Eliminare dal testo la parola professione, usata impropriamente e causa di confusione, ed evitare che le associazioni possano svolgere sia le attività riservate ai professionisti iscritti in albi, sia quelle caratteristiche contemplate negli ordinamenti professionali. Sono le richieste di modifica al disegno di legge AS 3270, recante Disposizioni in materia di professioni non organizzate in Ordini o Collegi, avanzate dal Consigliere nazionale dei commercialisti, Andrea Bonechi, dinanzi alla Commissione Industria del Senato, dalla quale è stato audito lo scorso 20 giugno in rappresentanza del Comitato unitario professioni (CUP)
“Il ddl – ha affermato Bonechi – contiene delle norme che andrebbero significativamente incise o quantomeno modificate al fine di ridurre possibili effetti distorsivi sulla concorrenza e meglio tutelare i consumatori“. Tre le proposte di modifica avanzate dai professionisti.

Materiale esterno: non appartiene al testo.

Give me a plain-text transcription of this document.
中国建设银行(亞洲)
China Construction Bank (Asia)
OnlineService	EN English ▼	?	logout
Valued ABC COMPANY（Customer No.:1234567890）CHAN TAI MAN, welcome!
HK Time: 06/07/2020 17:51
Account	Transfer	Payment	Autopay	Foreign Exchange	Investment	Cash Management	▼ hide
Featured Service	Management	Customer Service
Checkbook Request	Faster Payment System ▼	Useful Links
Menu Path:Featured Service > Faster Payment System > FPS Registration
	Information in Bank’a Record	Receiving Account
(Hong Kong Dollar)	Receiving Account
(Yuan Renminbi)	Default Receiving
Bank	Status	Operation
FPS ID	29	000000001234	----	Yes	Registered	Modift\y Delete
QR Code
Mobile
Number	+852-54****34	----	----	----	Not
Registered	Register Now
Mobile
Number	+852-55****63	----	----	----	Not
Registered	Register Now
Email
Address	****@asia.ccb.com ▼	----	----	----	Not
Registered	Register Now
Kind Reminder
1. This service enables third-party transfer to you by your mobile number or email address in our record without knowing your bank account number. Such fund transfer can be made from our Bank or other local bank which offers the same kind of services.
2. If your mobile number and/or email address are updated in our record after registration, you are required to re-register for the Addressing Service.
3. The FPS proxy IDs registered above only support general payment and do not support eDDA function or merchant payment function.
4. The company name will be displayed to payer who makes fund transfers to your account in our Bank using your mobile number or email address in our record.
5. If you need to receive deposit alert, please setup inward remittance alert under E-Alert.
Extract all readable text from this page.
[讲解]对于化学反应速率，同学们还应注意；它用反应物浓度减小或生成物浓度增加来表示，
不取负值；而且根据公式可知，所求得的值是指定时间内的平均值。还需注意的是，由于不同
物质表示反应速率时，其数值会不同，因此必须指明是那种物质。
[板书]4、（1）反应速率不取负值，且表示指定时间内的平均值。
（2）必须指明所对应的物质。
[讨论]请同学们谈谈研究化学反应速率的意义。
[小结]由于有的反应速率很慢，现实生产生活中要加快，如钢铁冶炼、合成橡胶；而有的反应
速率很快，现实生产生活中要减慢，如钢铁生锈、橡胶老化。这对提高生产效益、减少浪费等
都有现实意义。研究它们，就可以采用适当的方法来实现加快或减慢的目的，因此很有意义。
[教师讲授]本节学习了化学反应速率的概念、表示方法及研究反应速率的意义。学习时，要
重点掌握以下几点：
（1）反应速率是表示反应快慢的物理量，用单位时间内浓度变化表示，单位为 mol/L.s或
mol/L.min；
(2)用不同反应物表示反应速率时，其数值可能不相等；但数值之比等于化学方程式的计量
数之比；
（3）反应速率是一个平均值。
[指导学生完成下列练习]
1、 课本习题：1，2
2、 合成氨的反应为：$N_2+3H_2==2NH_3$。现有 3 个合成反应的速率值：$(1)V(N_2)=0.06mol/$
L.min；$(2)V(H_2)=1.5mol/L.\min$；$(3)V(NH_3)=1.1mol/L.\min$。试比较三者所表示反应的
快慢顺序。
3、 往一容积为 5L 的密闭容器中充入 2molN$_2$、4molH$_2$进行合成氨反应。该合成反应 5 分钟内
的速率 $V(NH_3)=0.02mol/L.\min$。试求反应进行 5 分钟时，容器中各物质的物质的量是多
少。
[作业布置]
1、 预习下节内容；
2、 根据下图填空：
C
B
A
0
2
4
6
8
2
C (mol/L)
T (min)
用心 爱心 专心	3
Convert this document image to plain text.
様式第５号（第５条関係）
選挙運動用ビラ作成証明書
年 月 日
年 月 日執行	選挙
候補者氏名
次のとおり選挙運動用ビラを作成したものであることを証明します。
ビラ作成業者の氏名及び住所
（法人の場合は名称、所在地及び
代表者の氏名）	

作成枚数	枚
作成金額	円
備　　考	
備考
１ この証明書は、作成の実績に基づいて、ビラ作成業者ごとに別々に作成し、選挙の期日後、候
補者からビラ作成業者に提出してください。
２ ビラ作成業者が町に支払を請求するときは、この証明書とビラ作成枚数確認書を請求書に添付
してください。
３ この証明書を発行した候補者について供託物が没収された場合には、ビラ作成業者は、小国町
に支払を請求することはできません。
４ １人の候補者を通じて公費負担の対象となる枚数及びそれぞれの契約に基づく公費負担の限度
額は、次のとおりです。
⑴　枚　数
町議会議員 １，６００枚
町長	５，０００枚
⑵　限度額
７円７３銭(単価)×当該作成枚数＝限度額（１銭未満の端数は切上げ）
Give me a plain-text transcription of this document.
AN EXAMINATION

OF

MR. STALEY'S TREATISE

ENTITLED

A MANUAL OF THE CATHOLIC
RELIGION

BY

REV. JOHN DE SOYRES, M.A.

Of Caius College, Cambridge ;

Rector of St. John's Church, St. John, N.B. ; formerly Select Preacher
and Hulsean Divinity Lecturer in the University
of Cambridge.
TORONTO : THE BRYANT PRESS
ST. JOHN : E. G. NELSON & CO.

Innanzitutto gli emendamenti all’art. 1, comma 2 del disegno di legge che “originano – è scritto della relazione depositata da Bonechi in commissione – dalla necessità di fare chiarezza intorno al termine “professione” che viene utilizzato impropriamente in tale testo“. “Un’esigenza avvertita – si legge ancora nel documento – per sgombrare il campo da possibili equivoci interpretativi circa il soggetto che per l’ordinamento giuridico italiano è qualificabile come “professionista” ed il soggetto che pur svolgendo servizi che hanno ad oggetto prestazioni d’opera intellettuali non può essere qualificato come “professionista“.
Un ulteriore emendamento, proposto dal Cup sia all’art. 1, comma 2 e all’art. 2, comma 6 del disegno di legge, è “volto ad escludere che gli iscritti alle associazioni possano svolgere non solo le attività riservate per legge agli iscritti in albi professionali, ma anche le attività caratteristiche espressamente contemplate all’interno degli ordinamenti professionali“. “Una precisazione che – sottolinea Bonechi – trova il sostegno della recente sentenza delle Sezioni Unite Penali della Corte Suprema di Cassazione n. 11545/2012“.
Una sentenza che “appare idonea a porre fine alle ingiustificate richieste di riconoscimento pubblicistico avanzate da quelle associazioni i cui aderenti svolgono attività caratteristiche di professioni già riconosciute. La pronuncia della Suprema Corte, infatti, enfatizzando il concetto della rilevanza giuridica delle “attività caratteristiche non esclusive” – da sempre negata da tali associazioni e posta alla base delle loro richieste – “fa apparire il riconoscimento di tali associazioni del tutto contrario alla tutela dell’interesse pubblico e dell’affidamento dei terzi“.